Ethan Phillips was 13 years old when he first heard the term “suicide contagion.” It’s the scientific concept that after one person dies by suicide, others in the community may be at higher risk. Phillips learned the phrase growing up in Fairfax County, Va., where more than a dozen teens and preteens died by suicide while he was in middle school. It came up again when a high school classmate killed himself. By the time Phillips entered college at the University of North Carolina-Chapel Hill in 2019, he’d developed “an unfortunate level of experience” in dealing with the topic, he says. So this fall, when Phillips — now a junior and head of the UNC student government’s wellness and safety division — heard that two students had died by suicide on campus within 48 hours, he knew what to do. Along with his peers in student government, Phillips shared mental health resources on social media, developed email templates for students to request accommodations from professors — if they needed to — to allow extra time to deal with the trauma of losing a friend, and held a meeting of various mental health clubs on campus to coordinate their response. …It’s an area of particular interest for colleges, as suicide is the second-leading cause of death for U.S. teenagers and young adults, and these are the groups most likely to experience contagion. With the COVID-19 pandemic exacerbating depression and thoughts of suicide in some people, several universities have needed postvention strategies over the past year and a half.

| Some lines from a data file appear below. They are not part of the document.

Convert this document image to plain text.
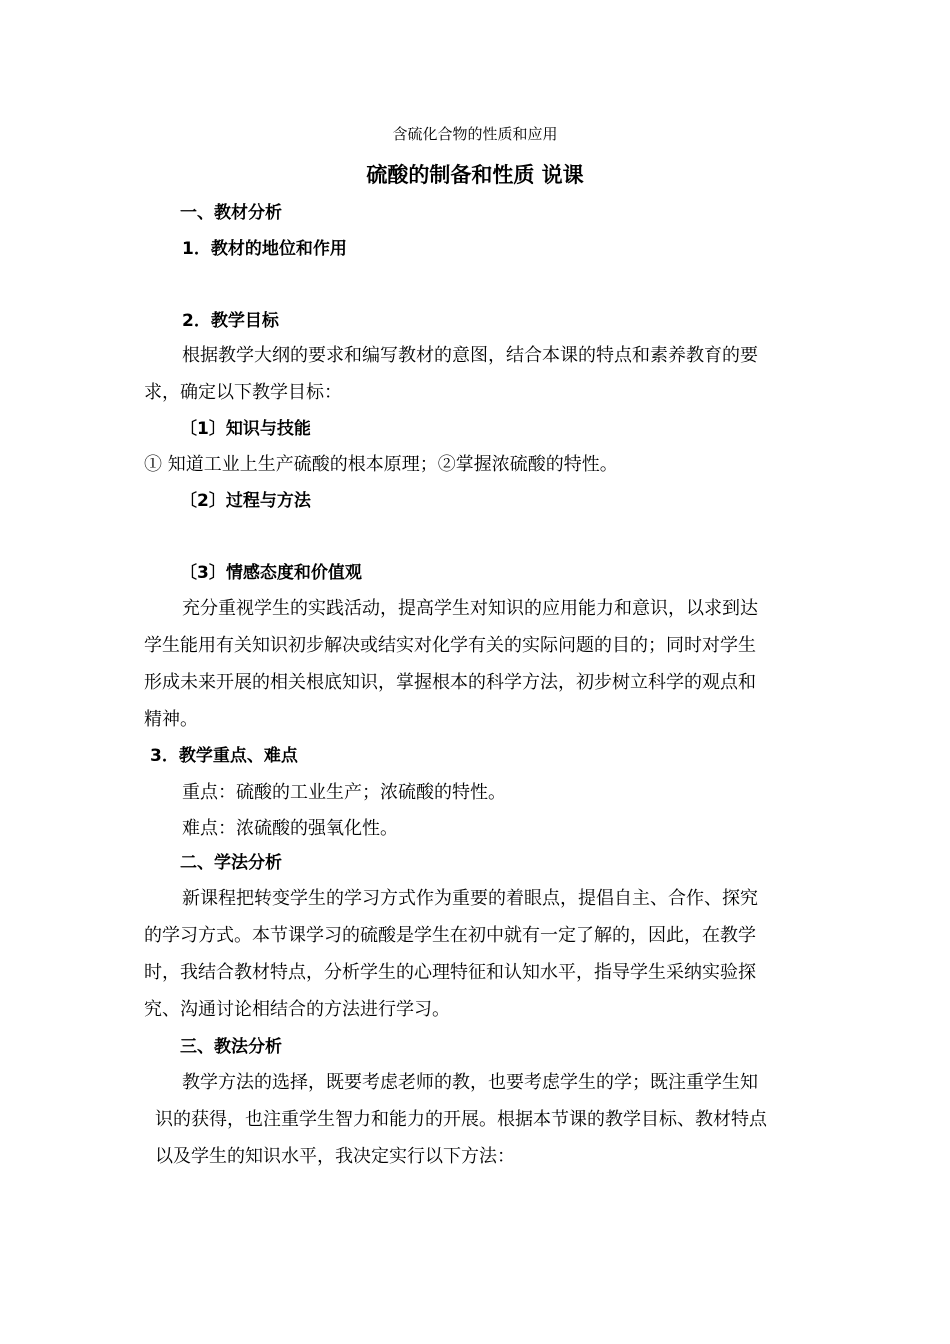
含硫化合物的性质和应用
硫酸的制备和性质 说课
一、教材分析
1．教材的地位和作用
2．教学目标
根据教学大纲的要求和编写教材的意图，结合本课的特点和素养教育的要
求，确定以下教学目标：
〔1〕知识与技能
① 知道工业上生产硫酸的根本原理；②掌握浓硫酸的特性。
〔2〕过程与方法
〔3〕情感态度和价值观
充分重视学生的实践活动，提高学生对知识的应用能力和意识，以求到达
学生能用有关知识初步解决或结实对化学有关的实际问题的目的；同时对学生
形成未来开展的相关根底知识，掌握根本的科学方法，初步树立科学的观点和
精神。
3．教学重点、难点
重点：硫酸的工业生产；浓硫酸的特性。
难点：浓硫酸的强氧化性。
二、学法分析
新课程把转变学生的学习方式作为重要的着眼点，提倡自主、合作、探究
的学习方式。本节课学习的硫酸是学生在初中就有一定了解的，因此，在教学
时，我结合教材特点，分析学生的心理特征和认知水平，指导学生采纳实验探
究、沟通讨论相结合的方法进行学习。
三、教法分析
教学方法的选择，既要考虑老师的教，也要考虑学生的学；既注重学生知
识的获得，也注重学生智力和能力的开展。根据本节课的教学目标、教材特点
以及学生的知识水平，我决定实行以下方法：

The Chronicle of Higher Education

Campus Counselors Are Burned Out and Short-Staffed

By Alexander C. Kafka

For decades, a growing number of students with psychiatric and neurodiverse histories, conditions, and medications have been enrolling in college. From an access standpoint, that’s been terrific. From a counseling standpoint, however, it has meant a professional state of siege. Counseling centers are trying to keep up with requests for care, but that was challenging for most of them even before the emotional havoc wreaked on students by Covid-19 and political and social unrest. Keeping up is even harder now. More students are asking for help; their suffering is more acute; and the pandemic has made it harder for centers to recruit counselors.